I’ve been working through adapting the getting started notebook to my particular use case. I wrote out my data to s3, and kicked off .fit(), but am getting this error block:

2021-04-23 04:58:40,552 sagemaker-training-toolkit ERROR    ExecuteUserScriptError:
Command "/opt/conda/bin/python3.6 --epochs 1 --model_name distilbert-base-uncased --train_batch_size 32"
Traceback (most recent call last):
  File "", line 42, in <module>
    train_dataset = load_from_disk(args.training_dir)
  File "/opt/conda/lib/python3.6/site-packages/datasets/", line 781, in load_from_disk
    return Dataset.load_from_disk(dataset_path, fs)
  File "/opt/conda/lib/python3.6/site-packages/datasets/", line 684, in load_from_disk
    state = {k: state[k] for k in dataset.__dict__.keys()}  # in case we add new fields
  File "/opt/conda/lib/python3.6/site-packages/datasets/", line 684, in <dictcomp>
    state = {k: state[k] for k in dataset.__dict__.keys()}  # in case we add new fields
KeyError: '_data'

What’s leaving me scratching my head is that when I reference the file, I can’t find lines of this kind, making me think there’s some discrepancy in whatever AWS’ container is and that file.
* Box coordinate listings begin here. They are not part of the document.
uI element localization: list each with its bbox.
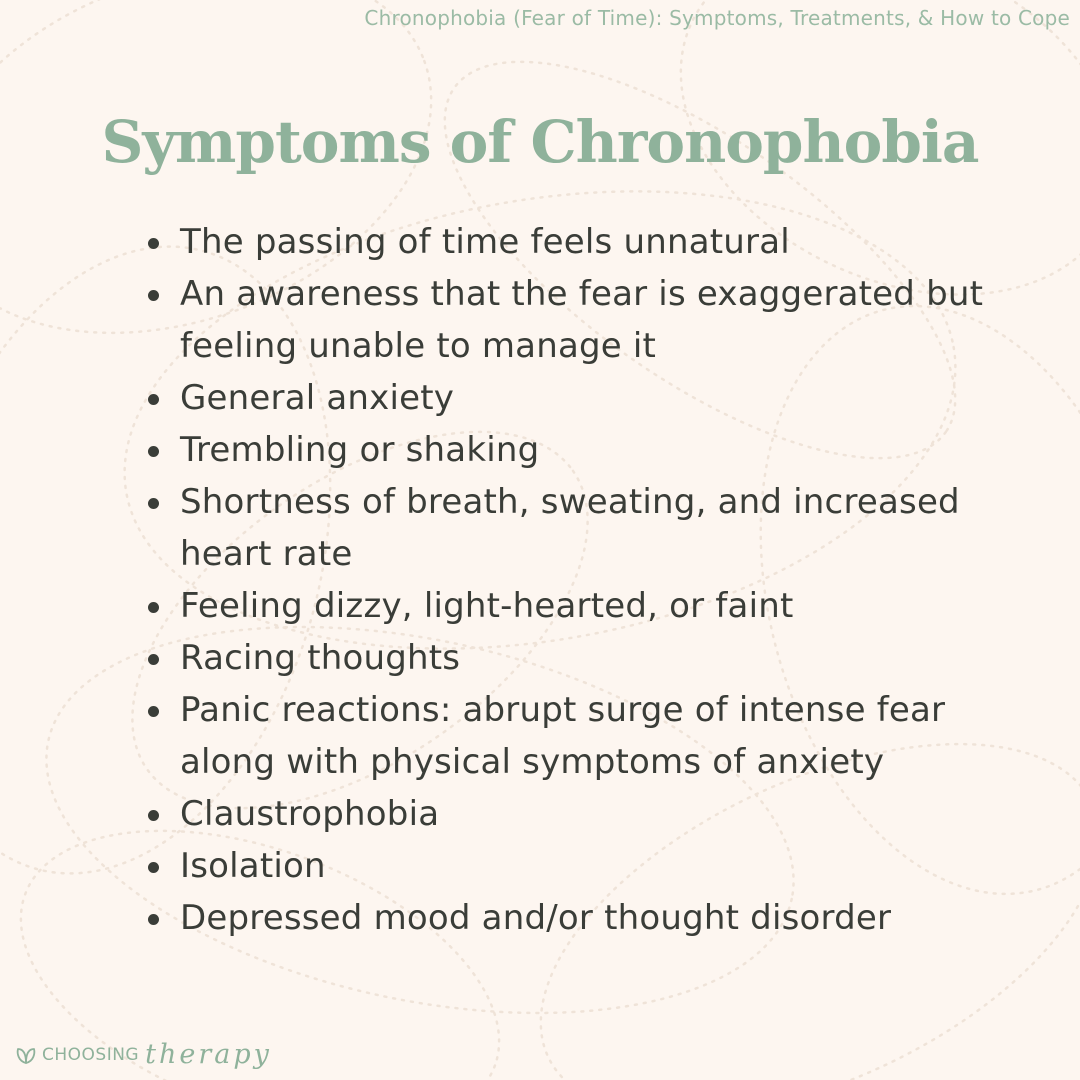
list-item: Feeling dizzy, light-hearted, or faint <box>148 580 988 632</box>
list-item: An awareness that the fear is exaggerated but feeling unable to manage it <box>148 268 988 372</box>
list-item: Claustrophobia <box>148 788 988 840</box>
list-item: General anxiety <box>148 372 988 424</box>
brand-logo <box>14 1039 272 1070</box>
list-item: Shortness of breath, sweating, and increased heart rate <box>148 476 988 580</box>
list-item: Isolation <box>148 840 988 892</box>
page-caption: Chronophobia (Fear of Time): Symptoms, Treatments, & How to Cope <box>364 6 1070 30</box>
list-item: Trembling or shaking <box>148 424 988 476</box>
list-item: Depressed mood and/or thought disorder <box>148 892 988 944</box>
leaf-icon <box>14 1043 38 1067</box>
list-item: Racing thoughts <box>148 632 988 684</box>
brand-word: CHOOSING <box>42 1044 140 1065</box>
list-item: Panic reactions: abrupt surge of intense fear along with physical symptoms of anxiety <box>148 684 988 788</box>
page-title: Symptoms of Chronophobia <box>101 108 979 176</box>
list-item: The passing of time feels unnatural <box>148 216 988 268</box>
brand-script: therapy <box>145 1039 272 1070</box>
symptom-list <box>148 216 988 944</box>
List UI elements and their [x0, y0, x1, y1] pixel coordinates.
Regardless, does anyone have any advice/intuition on what may be going on here? I don’t know what the ‘_data’ key would refer to in this case, and am looking for help. Thanks!

Hey @cccx3,

Thank you for creating this topic! There was an error in the 01_getting_started_pytorch where it installed datasets 1.6.0, which has some changes, and in the DLC currently 1.5.0 is installed.
This was already fixed in a PR yesterday.
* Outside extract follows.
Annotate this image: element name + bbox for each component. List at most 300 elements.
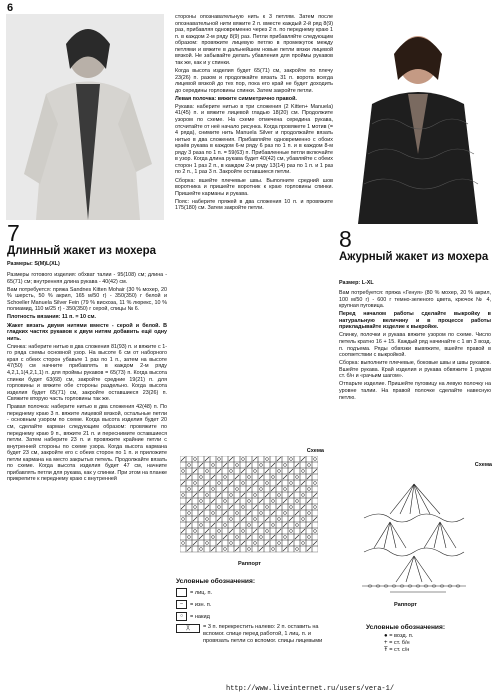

To solve this you need to install datasets==1.5.0 in your notebook and pre-process the data again.

!pip install "sagemaker>=2.31.0" "transformers==4.4.2" "datasets[s3]==1.5.0" --upgrade
1 Like

I had the same error and this fixed it for me, thanks!

Do you know if/when datasets will be updated to 1.6.0 in the HuggingFace DLC?

We are going to include it with the next transformers release (4.6.0).

If you want to use it in advance you can add a requirements.txt in your source_dir with datasets==1.6.1 in it.